Conseil de Paris 7-8 juillet 2008

« Monsieur le Maire, vous souhaitez un débat sans caricature, ouvert et constructif. Il le sera, mais sans naïveté ni complaisance. L’avenir de Paris se joue à vous lire, sur la question de l’évolution du paysage urbain. Ou plus exactement, sur celle du déplafonnement des hauteurs règlementaires. Car c’est bien au vertical que se résume l’essentiel des nouvelles formes urbaines que vous proposez. En ces vingt pages d’exposé, on cherche en vain d’autres références que le dépassement du plafond actuel des hauteurs. Une première réflexion s’impose : si l’avenir de Paris dépend si fortement de ce dépassement, pourquoi ne pas en avoir assumé la décision il y a deux ans, lors du vote du PLU ? Faut-il en conclure que l’union de la majorité municipale valait bien alors le sacrifice du futur ? Il est vrai que depuis, les élections sont passées, apportant une nouvelle configuration au sein de votre majorité. Il est vrai également que le Président de la République a depuis lancé une consultation internationale pour l’avenir du Paris métropolitain. Je me souviens que lors d’un précédent Conseil, votre adjoint Pierre Mansat, membre avec Mme Hidalgo du comité de pilotage, précisait que cette initiative était « tout, sauf une simple consultation d’architectes » Je suis d’accord avec lui.

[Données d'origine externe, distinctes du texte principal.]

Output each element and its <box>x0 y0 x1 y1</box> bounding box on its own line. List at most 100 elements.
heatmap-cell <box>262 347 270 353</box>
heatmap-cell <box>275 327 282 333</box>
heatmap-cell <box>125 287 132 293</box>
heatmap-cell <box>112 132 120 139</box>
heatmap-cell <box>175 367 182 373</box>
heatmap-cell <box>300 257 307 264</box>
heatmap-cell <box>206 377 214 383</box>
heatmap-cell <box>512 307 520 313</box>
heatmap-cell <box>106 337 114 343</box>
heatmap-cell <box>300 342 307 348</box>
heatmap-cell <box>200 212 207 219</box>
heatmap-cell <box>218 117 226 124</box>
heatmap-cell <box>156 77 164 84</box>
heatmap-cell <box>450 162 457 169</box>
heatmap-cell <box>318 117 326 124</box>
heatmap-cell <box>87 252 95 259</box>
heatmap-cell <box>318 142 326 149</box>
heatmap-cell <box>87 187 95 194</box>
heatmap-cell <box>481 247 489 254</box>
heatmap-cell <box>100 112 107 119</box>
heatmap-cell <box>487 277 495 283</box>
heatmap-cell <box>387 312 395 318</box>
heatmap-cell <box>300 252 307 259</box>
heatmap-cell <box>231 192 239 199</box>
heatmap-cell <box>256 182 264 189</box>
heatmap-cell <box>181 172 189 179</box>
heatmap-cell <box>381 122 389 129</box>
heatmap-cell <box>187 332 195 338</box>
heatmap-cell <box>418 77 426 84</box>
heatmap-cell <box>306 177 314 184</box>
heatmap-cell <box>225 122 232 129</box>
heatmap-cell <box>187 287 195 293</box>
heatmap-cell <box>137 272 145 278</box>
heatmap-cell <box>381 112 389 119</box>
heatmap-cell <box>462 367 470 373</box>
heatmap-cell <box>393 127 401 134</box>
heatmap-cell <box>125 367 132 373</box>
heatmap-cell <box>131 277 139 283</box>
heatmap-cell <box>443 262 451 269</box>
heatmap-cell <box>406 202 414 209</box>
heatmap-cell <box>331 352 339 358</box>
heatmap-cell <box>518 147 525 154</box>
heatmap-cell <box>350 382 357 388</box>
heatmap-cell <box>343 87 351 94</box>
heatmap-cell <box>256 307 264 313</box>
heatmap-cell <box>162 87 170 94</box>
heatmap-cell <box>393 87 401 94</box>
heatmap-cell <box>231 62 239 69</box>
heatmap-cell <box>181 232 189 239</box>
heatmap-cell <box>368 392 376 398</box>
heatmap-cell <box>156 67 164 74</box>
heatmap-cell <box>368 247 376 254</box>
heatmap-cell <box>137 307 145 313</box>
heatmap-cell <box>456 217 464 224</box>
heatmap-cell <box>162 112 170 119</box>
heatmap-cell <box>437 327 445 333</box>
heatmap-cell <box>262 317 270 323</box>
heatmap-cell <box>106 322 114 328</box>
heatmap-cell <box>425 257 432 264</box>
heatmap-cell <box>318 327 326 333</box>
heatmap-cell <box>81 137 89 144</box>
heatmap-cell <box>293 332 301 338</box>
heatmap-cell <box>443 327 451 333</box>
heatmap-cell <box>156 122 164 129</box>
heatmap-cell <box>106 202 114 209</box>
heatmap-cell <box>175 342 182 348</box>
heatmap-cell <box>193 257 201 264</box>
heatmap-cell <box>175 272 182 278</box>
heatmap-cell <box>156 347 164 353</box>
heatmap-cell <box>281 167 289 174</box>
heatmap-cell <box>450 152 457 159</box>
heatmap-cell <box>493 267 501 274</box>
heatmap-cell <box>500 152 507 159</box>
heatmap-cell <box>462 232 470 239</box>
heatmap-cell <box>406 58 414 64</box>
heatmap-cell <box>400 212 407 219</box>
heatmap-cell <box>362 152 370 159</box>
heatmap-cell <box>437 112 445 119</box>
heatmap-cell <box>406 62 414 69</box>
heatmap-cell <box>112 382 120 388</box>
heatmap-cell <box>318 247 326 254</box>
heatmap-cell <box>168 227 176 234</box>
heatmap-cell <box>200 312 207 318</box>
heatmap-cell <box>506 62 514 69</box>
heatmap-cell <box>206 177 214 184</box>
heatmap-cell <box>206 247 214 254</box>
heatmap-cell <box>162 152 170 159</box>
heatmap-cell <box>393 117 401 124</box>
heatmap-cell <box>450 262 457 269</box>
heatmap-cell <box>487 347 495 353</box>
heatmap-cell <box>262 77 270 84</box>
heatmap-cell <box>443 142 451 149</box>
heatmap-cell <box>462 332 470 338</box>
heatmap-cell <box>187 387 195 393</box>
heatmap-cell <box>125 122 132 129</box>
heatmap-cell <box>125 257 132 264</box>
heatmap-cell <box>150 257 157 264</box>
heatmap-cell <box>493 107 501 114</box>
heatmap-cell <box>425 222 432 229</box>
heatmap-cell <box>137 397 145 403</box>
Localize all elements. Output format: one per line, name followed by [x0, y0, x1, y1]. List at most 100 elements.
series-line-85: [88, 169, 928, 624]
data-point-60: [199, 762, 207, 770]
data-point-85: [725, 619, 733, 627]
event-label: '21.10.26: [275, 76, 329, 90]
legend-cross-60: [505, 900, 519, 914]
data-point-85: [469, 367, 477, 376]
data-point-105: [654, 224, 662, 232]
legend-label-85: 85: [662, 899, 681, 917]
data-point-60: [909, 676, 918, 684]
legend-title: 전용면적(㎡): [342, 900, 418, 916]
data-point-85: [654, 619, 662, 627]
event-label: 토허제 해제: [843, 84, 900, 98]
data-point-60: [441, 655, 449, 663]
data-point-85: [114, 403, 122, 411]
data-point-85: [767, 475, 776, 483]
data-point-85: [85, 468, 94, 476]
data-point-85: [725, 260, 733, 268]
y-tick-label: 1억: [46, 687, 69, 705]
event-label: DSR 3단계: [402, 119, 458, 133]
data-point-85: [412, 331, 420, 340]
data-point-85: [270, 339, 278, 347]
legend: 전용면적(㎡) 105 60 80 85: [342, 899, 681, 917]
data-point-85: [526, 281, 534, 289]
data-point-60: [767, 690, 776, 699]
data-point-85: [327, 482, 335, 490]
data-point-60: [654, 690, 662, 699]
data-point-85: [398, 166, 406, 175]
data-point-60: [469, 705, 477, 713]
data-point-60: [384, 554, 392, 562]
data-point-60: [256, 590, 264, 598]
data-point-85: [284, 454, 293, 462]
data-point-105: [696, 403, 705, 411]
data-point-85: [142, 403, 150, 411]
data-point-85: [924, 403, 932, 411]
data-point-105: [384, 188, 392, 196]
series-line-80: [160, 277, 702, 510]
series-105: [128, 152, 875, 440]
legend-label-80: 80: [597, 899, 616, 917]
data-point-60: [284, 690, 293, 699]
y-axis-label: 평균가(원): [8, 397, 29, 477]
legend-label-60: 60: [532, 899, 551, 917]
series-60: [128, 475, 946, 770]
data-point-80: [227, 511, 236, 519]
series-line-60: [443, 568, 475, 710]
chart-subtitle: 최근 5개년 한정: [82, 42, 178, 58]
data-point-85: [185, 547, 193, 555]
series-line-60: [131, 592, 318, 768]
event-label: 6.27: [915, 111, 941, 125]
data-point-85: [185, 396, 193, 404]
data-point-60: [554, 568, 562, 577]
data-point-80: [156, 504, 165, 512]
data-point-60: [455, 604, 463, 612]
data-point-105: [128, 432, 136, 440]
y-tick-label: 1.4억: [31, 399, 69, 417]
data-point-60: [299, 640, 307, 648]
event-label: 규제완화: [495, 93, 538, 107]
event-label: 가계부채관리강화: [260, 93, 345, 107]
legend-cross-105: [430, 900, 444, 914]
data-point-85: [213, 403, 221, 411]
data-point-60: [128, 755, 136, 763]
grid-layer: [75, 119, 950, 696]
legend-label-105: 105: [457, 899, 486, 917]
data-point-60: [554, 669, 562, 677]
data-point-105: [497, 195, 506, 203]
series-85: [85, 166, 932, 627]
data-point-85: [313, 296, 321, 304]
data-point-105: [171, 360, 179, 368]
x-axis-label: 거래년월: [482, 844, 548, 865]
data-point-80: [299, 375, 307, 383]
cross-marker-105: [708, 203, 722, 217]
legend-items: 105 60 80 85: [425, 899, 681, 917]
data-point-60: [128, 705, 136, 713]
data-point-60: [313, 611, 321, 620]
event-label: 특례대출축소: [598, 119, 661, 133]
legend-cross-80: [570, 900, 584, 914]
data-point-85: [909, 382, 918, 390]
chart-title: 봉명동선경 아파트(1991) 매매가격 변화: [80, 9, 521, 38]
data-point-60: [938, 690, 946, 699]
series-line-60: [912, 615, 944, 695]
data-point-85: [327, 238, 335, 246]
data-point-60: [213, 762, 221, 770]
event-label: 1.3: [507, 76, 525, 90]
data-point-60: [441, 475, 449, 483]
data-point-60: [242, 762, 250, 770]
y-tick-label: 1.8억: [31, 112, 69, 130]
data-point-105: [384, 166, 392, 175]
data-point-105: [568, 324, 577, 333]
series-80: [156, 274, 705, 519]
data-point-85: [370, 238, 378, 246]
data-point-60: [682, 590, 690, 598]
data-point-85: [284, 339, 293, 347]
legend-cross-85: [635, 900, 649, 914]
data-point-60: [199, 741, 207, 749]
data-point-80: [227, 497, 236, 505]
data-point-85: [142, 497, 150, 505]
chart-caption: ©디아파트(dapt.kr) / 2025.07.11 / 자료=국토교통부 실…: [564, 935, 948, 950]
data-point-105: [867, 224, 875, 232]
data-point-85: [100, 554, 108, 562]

Il s’agit en effet d’un processus de recherche collective mobilisant une dizaine d’équipes pluridisciplinaires qui aurait pu inspirer votre démarche. Monsieur le Maire, vous nous assurez, qu’en adoptant cet article de dix lignes, Paris jouera « pleinement son rôle dans la civilisation urbaine en devenir ». Pour le présent, ce qui est plus certain, c’est votre désir d’en tirer un bénéfice médiatique maximal. Car cette délibération mêle deux problématiques qui n’ont rie à voir l’une avec l’autre, l’aménagement des dernières emprises potentielles aux Portes de Paris où sont susceptibles d’être construits des IGH et la réalisation d’immeubles de 50 mètres sur l’ensemble de la couronne parisienne. Monsieur le Maire, je vous le dis très clairement, quand vos représentants seront devant les Parisiens pour leur expliquer la réalisation d’immeubles de logement de 50 mètres, nous serons là. Nous défendrons les principes de l’équilibre et de l’animation des quartiers, nous défendrons l’aspiration des habitants à une qualité de vie et de confort car c’est pour eux que l’on construit.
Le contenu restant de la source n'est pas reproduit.